Bomba originated among the island’s African enslaved population, says Brenda Torres-Figueroa, who serves as the center’s artistic director. The enslaved were from different tribes, and spoke different languages, but drumming provided a common language that allowed them to communicate. The art form was first documented by a French naturalist who visited the village of Loiza — “the blackest, most Afro-centric town on the island,” according to Torrens — in 1797. Bomba was long considered an Afro-Puerto Rican art form, but is now embraced by all of the island’s ethnic groups.

“Bomba has been growing exponentially in the last 10 or 15 years,” Torrens says. “There’s been a huge boom.
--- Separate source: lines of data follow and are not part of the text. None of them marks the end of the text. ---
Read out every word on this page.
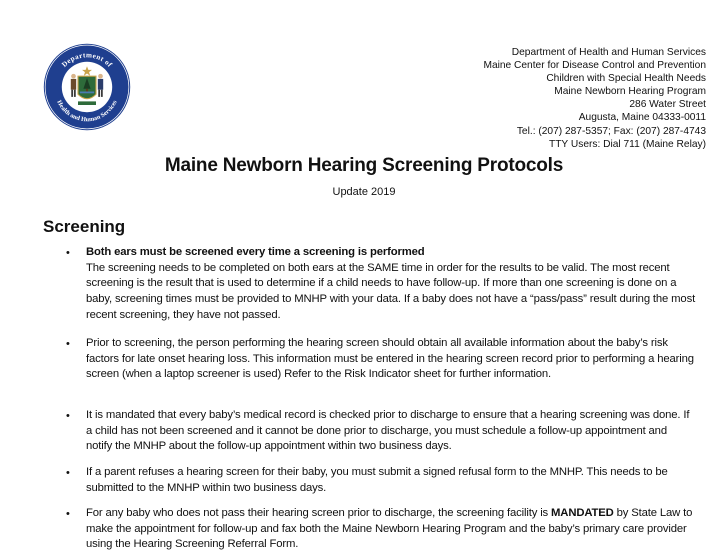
Department of
Health and Human Services
Department of Health and Human Services
Maine Center for Disease Control and Prevention
Children with Special Health Needs
Maine Newborn Hearing Program
286 Water Street
Augusta, Maine 04333-0011
Tel.: (207) 287-5357; Fax: (207) 287-4743
TTY Users: Dial 711 (Maine Relay)
Maine Newborn Hearing Screening Protocols
Update 2019
Screening
• Both ears must be screened every time a screening is performed
The screening needs to be completed on both ears at the SAME time in order for the results to be valid. The most recent screening is the result that is used to determine if a child needs to have follow-up. If more than one screening is done on a baby, screening times must be provided to MNHP with your data. If a baby does not have a “pass/pass” result during the most recent screening, they have not passed.
• Prior to screening, the person performing the hearing screen should obtain all available information about the baby’s risk factors for late onset hearing loss. This information must be entered in the hearing screen record prior to performing a hearing screen (when a laptop screener is used) Refer to the Risk Indicator sheet for further information.
• It is mandated that every baby’s medical record is checked prior to discharge to ensure that a hearing screening was done. If a child has not been screened and it cannot be done prior to discharge, you must schedule a follow-up appointment and notify the MNHP about the follow-up appointment within two business days.
• If a parent refuses a hearing screen for their baby, you must submit a signed refusal form to the MNHP. This needs to be submitted to the MNHP within two business days.
• For any baby who does not pass their hearing screen prior to discharge, the screening facility is MANDATED by State Law to make the appointment for follow-up and fax both the Maine Newborn Hearing Program and the baby’s primary care provider using the Hearing Screening Referral Form.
It is no longer the music of Puerto Rican Blacks; it is the music of the Puerto Rican experience as a whole. I’m a white Puerto Rican with blue eyes.”

Torres-Figueroa is an Afro-Puerto Rican who grew up on the island. “There was no bomba in my town,” though, so she did not discover the music until she moved to Chicago in 2000, to attend the School of the Art Institute of Chicago.

“I was interested in learning about my family history,” she says. “I have to dig in the collective history of bomba — songs that were played in the 1920s. Halley’s Comet, there were bomba songs about that. There’s a singing element to bomba. It’s call-and-response. It tells a story. There’s a song called ‘Domingo Negron’ about a man who left for New York, and whose sons were crying about his departure.” 

Students of Torrens’s at the Segundo Ruiz Belvis Cultural Center. Edward McClelland

Torrens ends his master class with a call-and-response song. While his students drum, he keeps time by rapping a barril de cua with cua sticks and singing “Buena Noche,” a well-known bomba number.

“You’re in my soul,” he tells his students. “Each one of you are part of my soul. When I go home to Puerto Rico, I take every one of you with me.”

Torrens is not going home to Puerto Rico yet. This Friday, November 18, from 6 p.m. to 9 p.m. he will lead a bombazo, a bomba celebration at which “everyone’s invited to drum, sing, play, dance” and eat Puerto Rican food. 

“It’s a community outing,” he promises, “and we will create a community of support.”

In Chicago’s most Puerto Rican community.